Con l’avvento della Fase 2 però le cose potrebbero cambiare. Lo studio di doppiaggio Pumaisdue, sede storica in cui si sono avvicendate tantissime voci italiane iconiche del cinema in Italia, si sta preparando a riaprire i battenti. Ovviamente, con le dovute precauzioni. Gli ambienti sono stati completamente sanificati, innanzitutto. Ci sarà poi l’obbligo di indossare la mascherina e lo staff ha installato dei divisori per separare il personale. Verrà utilizzata anche una speciale scatola che sarà in grado di disinfettare i copioni utilizzati dai vari doppiatori.

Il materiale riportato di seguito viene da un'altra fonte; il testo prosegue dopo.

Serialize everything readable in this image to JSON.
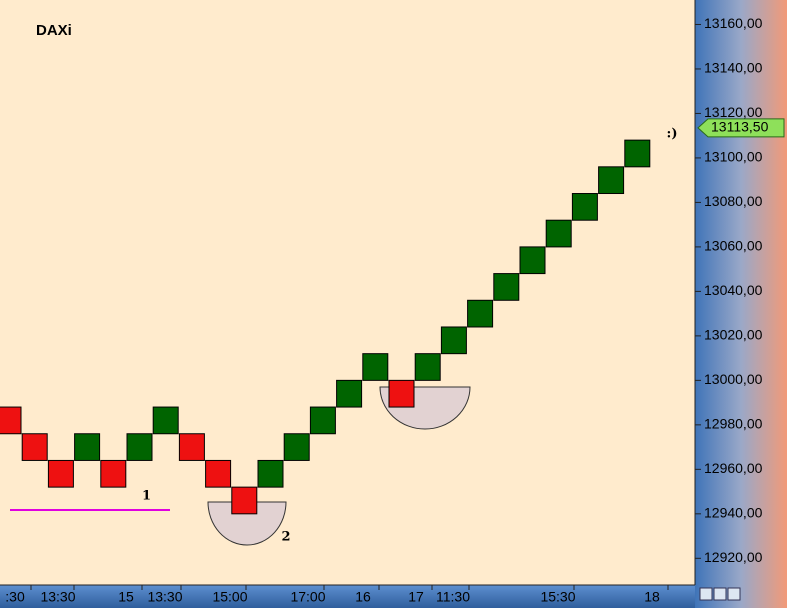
{
  "chart_data": {
    "type": "renko",
    "title": "DAXi",
    "bricks": [
      {
        "open": 12988,
        "close": 12976
      },
      {
        "open": 12976,
        "close": 12964
      },
      {
        "open": 12964,
        "close": 12952
      },
      {
        "open": 12964,
        "close": 12976
      },
      {
        "open": 12964,
        "close": 12952
      },
      {
        "open": 12964,
        "close": 12976
      },
      {
        "open": 12976,
        "close": 12988
      },
      {
        "open": 12976,
        "close": 12964
      },
      {
        "open": 12964,
        "close": 12952
      },
      {
        "open": 12952,
        "close": 12940
      },
      {
        "open": 12952,
        "close": 12964
      },
      {
        "open": 12964,
        "close": 12976
      },
      {
        "open": 12976,
        "close": 12988
      },
      {
        "open": 12988,
        "close": 13000
      },
      {
        "open": 13000,
        "close": 13012
      },
      {
        "open": 13000,
        "close": 12988
      },
      {
        "open": 13000,
        "close": 13012
      },
      {
        "open": 13012,
        "close": 13024
      },
      {
        "open": 13024,
        "close": 13036
      },
      {
        "open": 13036,
        "close": 13048
      },
      {
        "open": 13048,
        "close": 13060
      },
      {
        "open": 13060,
        "close": 13072
      },
      {
        "open": 13072,
        "close": 13084
      },
      {
        "open": 13084,
        "close": 13096
      },
      {
        "open": 13096,
        "close": 13108
      }
    ],
    "up_color": "#006400",
    "down_color": "#ee1111",
    "xlabels": [
      ":30",
      "13:30",
      "15",
      "13:30",
      "15:00",
      "17:00",
      "16",
      "17",
      "11:30",
      "15:30",
      "18"
    ],
    "ylim": [
      12908,
      13171
    ],
    "yticks": [
      {
        "value": 12920,
        "label": "12920,00"
      },
      {
        "value": 12940,
        "label": "12940,00"
      },
      {
        "value": 12960,
        "label": "12960,00"
      },
      {
        "value": 12980,
        "label": "12980,00"
      },
      {
        "value": 13000,
        "label": "13000,00"
      },
      {
        "value": 13020,
        "label": "13020,00"
      },
      {
        "value": 13040,
        "label": "13040,00"
      },
      {
        "value": 13060,
        "label": "13060,00"
      },
      {
        "value": 13080,
        "label": "13080,00"
      },
      {
        "value": 13100,
        "label": "13100,00"
      },
      {
        "value": 13120,
        "label": "13120,00"
      },
      {
        "value": 13140,
        "label": "13140,00"
      },
      {
        "value": 13160,
        "label": "13160,00"
      }
    ],
    "last_price": {
      "value": 13113.5,
      "label": "13113,50"
    },
    "annotations": [
      "1",
      "2",
      ":)"
    ]
  }
}
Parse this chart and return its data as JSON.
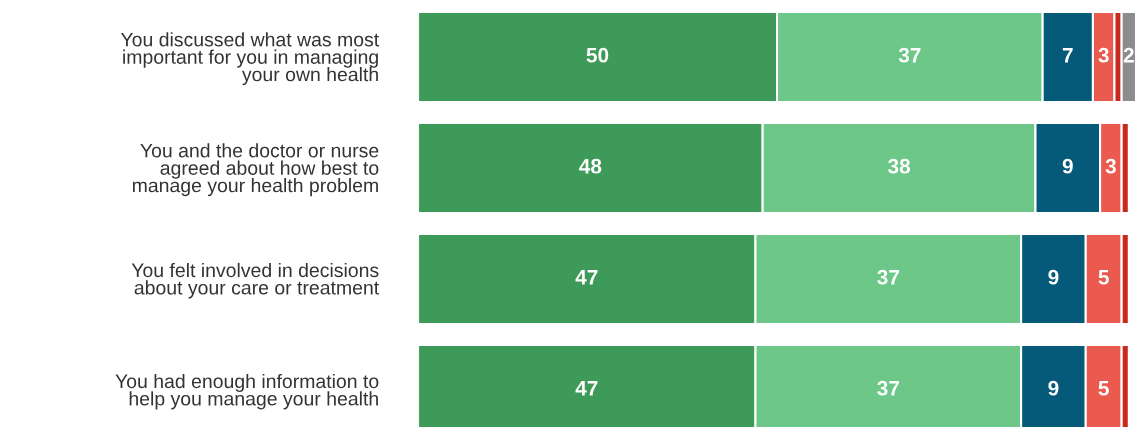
{
  "chart_data": {
    "type": "bar",
    "orientation": "horizontal",
    "stacked": true,
    "categories": [
      "You discussed what was most\nimportant for you in managing\nyour own health",
      "You and the doctor or nurse\nagreed about how best to\nmanage your health problem",
      "You felt involved in decisions\nabout your care or treatment",
      "You had enough information to\nhelp you manage your health"
    ],
    "xlim": [
      0,
      100
    ],
    "tick_labels": "y",
    "series": [
      {
        "color": "#3d9a58",
        "values": [
          50,
          48,
          47,
          47
        ],
        "value_labels": [
          "50",
          "48",
          "47",
          "47"
        ]
      },
      {
        "color": "#6cc788",
        "values": [
          37,
          38,
          37,
          37
        ],
        "value_labels": [
          "37",
          "38",
          "37",
          "37"
        ]
      },
      {
        "color": "#045a78",
        "values": [
          7,
          9,
          9,
          9
        ],
        "value_labels": [
          "7",
          "9",
          "9",
          "9"
        ]
      },
      {
        "color": "#eb5a4f",
        "values": [
          3,
          3,
          5,
          5
        ],
        "value_labels": [
          "3",
          "3",
          "5",
          "5"
        ]
      },
      {
        "color": "#c8281e",
        "values": [
          1,
          1,
          1,
          1
        ]
      },
      {
        "color": "#8c8c8c",
        "values": [
          2,
          null,
          null,
          null
        ],
        "value_labels": [
          "2",
          null,
          null,
          null
        ]
      }
    ]
  }
}
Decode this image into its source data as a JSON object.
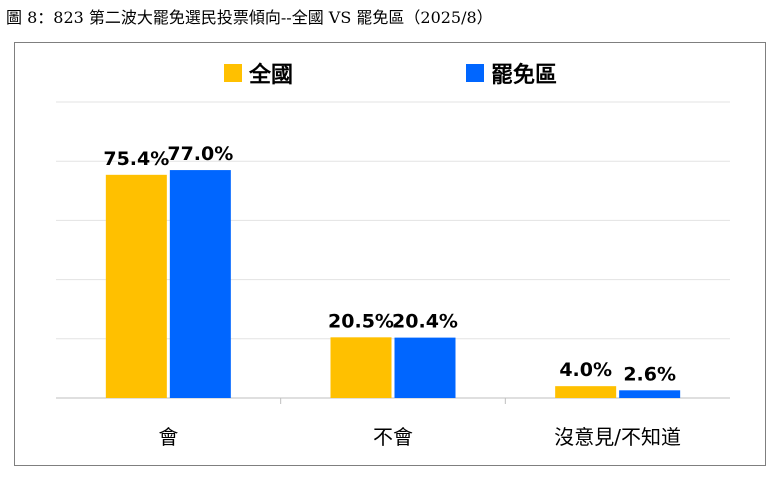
{
  "figure": {
    "title": "圖 8：823 第二波大罷免選民投票傾向--全國 VS 罷免區（2025/8）"
  },
  "chart_data": {
    "type": "bar",
    "title": "823 第二波大罷免選民投票傾向--全國 VS 罷免區（2025/8）",
    "categories": [
      "會",
      "不會",
      "沒意見/不知道"
    ],
    "series": [
      {
        "name": "全國",
        "color": "#FFC000",
        "values": [
          75.4,
          20.5,
          4.0
        ],
        "labels": [
          "75.4%",
          "20.5%",
          "4.0%"
        ]
      },
      {
        "name": "罷免區",
        "color": "#0066FF",
        "values": [
          77.0,
          20.4,
          2.6
        ],
        "labels": [
          "77.0%",
          "20.4%",
          "2.6%"
        ]
      }
    ],
    "ylim": [
      0,
      100
    ],
    "grid": true,
    "legend_position": "top",
    "xlabel": "",
    "ylabel": ""
  }
}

A parlare in merito è stato Daniele Giuliani, doppiatore che ha prestato la voce ad attori come Kit Harrington ne Il Trono di Spade ed a Dylan O’Brien nella saga Maze Runner: “Microfono, mascherina e qualche invenzione: i film stranieri parleranno ancora italiano. Questo lavoro è un’eccellenza dell’Italia, siamo ancora i migliori al mondo a farlo e per questo siamo voluti ripartire solo quando le misure cautelative ci garantivano la sicurezza per farlo”.

Anche le produzioni sul set potranno, lentamente riprendere. I set cinematografici nella regione Lazio stanno riaprendo. Anche qui, verranno prese le dovute misure di sicurezza. Verranno effettuati test ad attori e addetti ai lavori, mascherine per tutti, igienizzanti per mani in gran quantità, mantenimento rigoroso delle distanze di sicurezza e sarà obbligatoria la presenza di un medico. Anche negli Stati Uniti pian piano si riprenderà, anche se già le produzioni si stanno adeguando a modificare i propri prodotti, per evitare per esempio scene in cui gli stunt-men vengano a stretto contatto.